Marvell Technology Stock Plunges Despite Strong Fourth Quarter Revenue Growth
Marvell Technology’s stock experienced a significant 17% decline in extended trading despite reporting impressive fourth-quarter earnings that exceeded expectations. The semiconductor giant posted a 27% year-over-year revenue increase to $1.817 billion, showcasing strong performance in data center and AI initiatives, yet investor concerns persist about future growth trajectory.
Key Takeaways:
- Data center revenue surged 78% year-over-year in Q4 2025
- Q4 net revenue reached $1.817 billion, marking 27% annual growth
- Stock dropped 17% despite beating earnings estimates
- Custom AI silicon programs entering volume production phase
- Q1 FY2026 revenue projected at $1.875 billion ±5%
Financial Performance Overview
Marvell Technology delivered substantial growth in Q4 fiscal 2025, with GAAP net income reaching $200.2 million ($0.23 per diluted share). The non-GAAP net income painted an even more positive picture at $531.4 million ($0.60 per diluted share). Operating cash flow demonstrated robust financial health, generating $514.0 million in Q4 and $1.68 billion for the full fiscal year.
Data Center and AI Innovations
The company’s data center segment has emerged as a primary growth driver, with AI technology advancements playing a crucial role.

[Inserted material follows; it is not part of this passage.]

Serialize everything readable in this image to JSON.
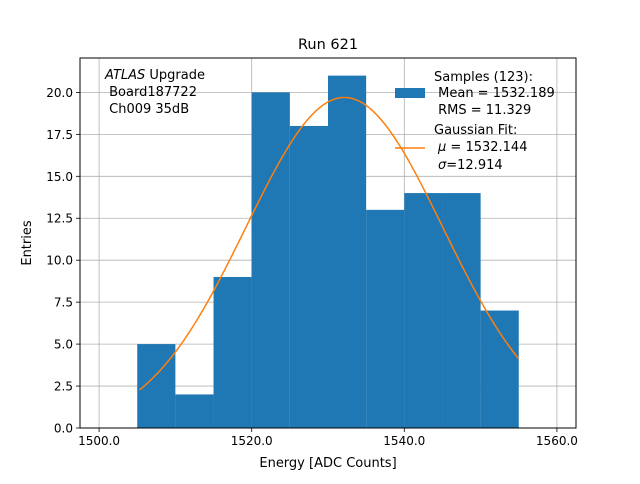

Custom AI silicon programs are transitioning into volume production, while multiple new design wins strengthen Marvell’s market position. The interconnect products portfolio has shown remarkable growth, reinforcing the company’s leadership in data infrastructure solutions.
Market Response and Future Outlook
Despite beating quarterly estimates and maintaining a positive growth trajectory, the market reaction has been unexpectedly negative. The stock price declined to $91.27, with predictions suggesting a further drop to $86.30 by late March. However, analyst forecasts remain optimistic, with a 12-month price target of $127.60, indicating significant upside potential.
Technology Sector Impact
Marvell’s performance reflects broader trends in the technology market, particularly in semiconductor and AI sectors. The company’s Q1 fiscal 2026 guidance projects continued growth with revenue expectations of $1.875 billion, while maintaining healthy gross margins around 60% on a non-GAAP basis.